CIA director was sending sensitive docs to his AOL email

Oct 20, 2015 07:33 GMT  ·  By

John Brennan woke up on October 18 and was greeted by a New York Post headline that read that an unknown teen hacker had managed to compromise his personal AOL email account, steal important documents, and then leak them on Twitter.

The hacker (@phphax on Twitter) says he managed to break into Brennan's AOL email account after he and two friends posed as Verizon employees and then tricked another employee into revealing personal details for Brennan's account.

This included Brennan’s Verizon account number ID, 4-digit PIN code, secondary phone number, AOL email address, and the last four numbers for his bank account.

They then used this information to reset the password for Brennan's AOL email account, from where they managed to steal sensitive government information, attached to some emails, which the CIA director sent to his personal email from his White House issued mail account.

Hackers stole over 40 emails with sensitive information

The hack took place on October 12, and the hackers found over 40 emails containing sensitive information, which they slowly started leaking on Twitter and on anonymous text-hosting websites the following days.

Twitter took down the tweets immediately, and AOL deactivated Brennan's email account on Friday, October 16. After the tweets were taken down, the hacker also claims to have sent some of the documents to one of Anonymous' Twitter accounts.

The hacker had access to Brennan's email account for three days. Brennan possibly detected the intrusion and reset his password three times, but the attacker re-accessed the account every time.

Hackers personally called Brennan to inform him of the hack

During this time, the hackers called Brennan to inform him his account was hijacked and jokingly ask for two trillion dollars. After this incident, the AOL account was taken down.

The sensitive information found in Brennan's AOL account includes: documents Brennan filled to get security clearance for the CIA's applications and projects, records on some CIA employees, and phone call logs from July 20 to October 12 with Avril Haines, the White House's Deputy National Security Advisor, former CIA Deputy Director.

The hacker gave several interviews to major US news outlets and even said that, at one point, during August, he prank-called CIA headquarters, managing to get in contact with Brennan himself, reciting Brennan's SSN (Social Security Number) and then hanging up.

The hacker is a US high school student

In the same interviews, the hacker said he is a US citizen, not Muslim, but carried out the attacks because he opposes the US' aggressive foreign policy.

The unnamed hacker also claims to have hacked US Homeland Security Secretary Jeh Johnson. In this case, the hacker was allegedly able to access Johnson's Comcast account and listen to his voicemail. He also posted billing information from Johnson's account on Twitter, but that account is now suspended.

As you'd expect, the CIA, FBI, Secret Service, and any other US law enforcement agency under the sun are investigating this case.

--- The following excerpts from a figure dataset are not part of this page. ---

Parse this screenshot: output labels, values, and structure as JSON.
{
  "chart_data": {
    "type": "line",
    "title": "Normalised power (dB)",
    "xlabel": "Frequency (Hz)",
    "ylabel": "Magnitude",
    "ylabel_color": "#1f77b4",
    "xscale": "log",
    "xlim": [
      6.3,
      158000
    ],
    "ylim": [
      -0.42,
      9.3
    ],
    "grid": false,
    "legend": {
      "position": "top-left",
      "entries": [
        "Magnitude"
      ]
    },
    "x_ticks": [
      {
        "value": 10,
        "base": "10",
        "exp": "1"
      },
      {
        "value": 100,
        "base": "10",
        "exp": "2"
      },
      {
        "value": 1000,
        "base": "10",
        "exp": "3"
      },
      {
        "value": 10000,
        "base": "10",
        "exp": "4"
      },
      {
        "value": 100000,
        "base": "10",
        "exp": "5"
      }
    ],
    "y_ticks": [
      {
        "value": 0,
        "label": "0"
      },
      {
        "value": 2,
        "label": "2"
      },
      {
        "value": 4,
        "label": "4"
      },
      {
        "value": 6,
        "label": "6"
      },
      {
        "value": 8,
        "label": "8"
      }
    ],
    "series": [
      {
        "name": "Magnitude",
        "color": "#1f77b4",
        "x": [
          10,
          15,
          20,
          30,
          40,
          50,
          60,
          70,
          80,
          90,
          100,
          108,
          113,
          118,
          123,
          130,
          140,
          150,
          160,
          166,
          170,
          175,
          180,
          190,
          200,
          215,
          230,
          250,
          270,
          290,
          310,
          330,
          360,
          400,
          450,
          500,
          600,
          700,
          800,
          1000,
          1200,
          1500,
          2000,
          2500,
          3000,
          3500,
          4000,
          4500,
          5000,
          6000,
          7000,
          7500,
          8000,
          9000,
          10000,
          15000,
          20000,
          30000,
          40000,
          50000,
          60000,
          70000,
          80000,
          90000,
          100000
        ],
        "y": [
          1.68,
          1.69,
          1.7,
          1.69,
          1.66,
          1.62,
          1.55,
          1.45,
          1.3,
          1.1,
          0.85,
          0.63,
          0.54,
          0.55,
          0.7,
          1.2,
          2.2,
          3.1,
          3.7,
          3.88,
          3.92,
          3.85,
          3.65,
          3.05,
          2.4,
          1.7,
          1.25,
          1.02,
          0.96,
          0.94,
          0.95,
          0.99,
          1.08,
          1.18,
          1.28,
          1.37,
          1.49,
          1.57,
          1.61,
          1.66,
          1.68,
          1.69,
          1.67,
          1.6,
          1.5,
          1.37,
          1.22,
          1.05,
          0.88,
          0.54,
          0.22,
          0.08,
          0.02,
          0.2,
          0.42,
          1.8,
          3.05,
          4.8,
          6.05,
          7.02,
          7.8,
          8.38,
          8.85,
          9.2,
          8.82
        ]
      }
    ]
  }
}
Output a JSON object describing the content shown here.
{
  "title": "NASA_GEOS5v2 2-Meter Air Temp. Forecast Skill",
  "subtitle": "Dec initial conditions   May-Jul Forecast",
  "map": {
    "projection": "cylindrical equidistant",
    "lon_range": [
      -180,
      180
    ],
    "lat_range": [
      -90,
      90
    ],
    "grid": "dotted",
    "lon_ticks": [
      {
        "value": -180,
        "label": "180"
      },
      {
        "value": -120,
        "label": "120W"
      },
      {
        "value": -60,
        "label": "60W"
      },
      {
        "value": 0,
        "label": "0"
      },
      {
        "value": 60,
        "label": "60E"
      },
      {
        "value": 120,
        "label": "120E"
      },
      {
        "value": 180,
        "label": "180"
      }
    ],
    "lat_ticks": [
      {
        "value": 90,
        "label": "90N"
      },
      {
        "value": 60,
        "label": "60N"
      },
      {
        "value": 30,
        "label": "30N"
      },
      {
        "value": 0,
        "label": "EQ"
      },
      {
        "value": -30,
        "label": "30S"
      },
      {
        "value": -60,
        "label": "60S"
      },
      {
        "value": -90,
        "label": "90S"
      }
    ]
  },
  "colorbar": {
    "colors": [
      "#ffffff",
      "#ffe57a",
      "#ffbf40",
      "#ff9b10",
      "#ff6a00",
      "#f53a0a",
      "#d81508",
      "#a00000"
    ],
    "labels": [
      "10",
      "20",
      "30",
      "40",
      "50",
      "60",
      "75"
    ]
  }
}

"In today’s environment of advanced and targeted threats, it is imperative to assume that data breaches will happen, and proactively take steps to protect sensitive documents inside and outside an organization," said data leakage prevention expert, Scott Gordon, COO of FinalCode, a file security company. "File encryption, usage controls and gateway content filtering would allow the CIA, as an example, to discover the data exfiltration. Really, with all of the layers of security that can be put to bear, it behooves all organizations to take preventative measures in order to protect files."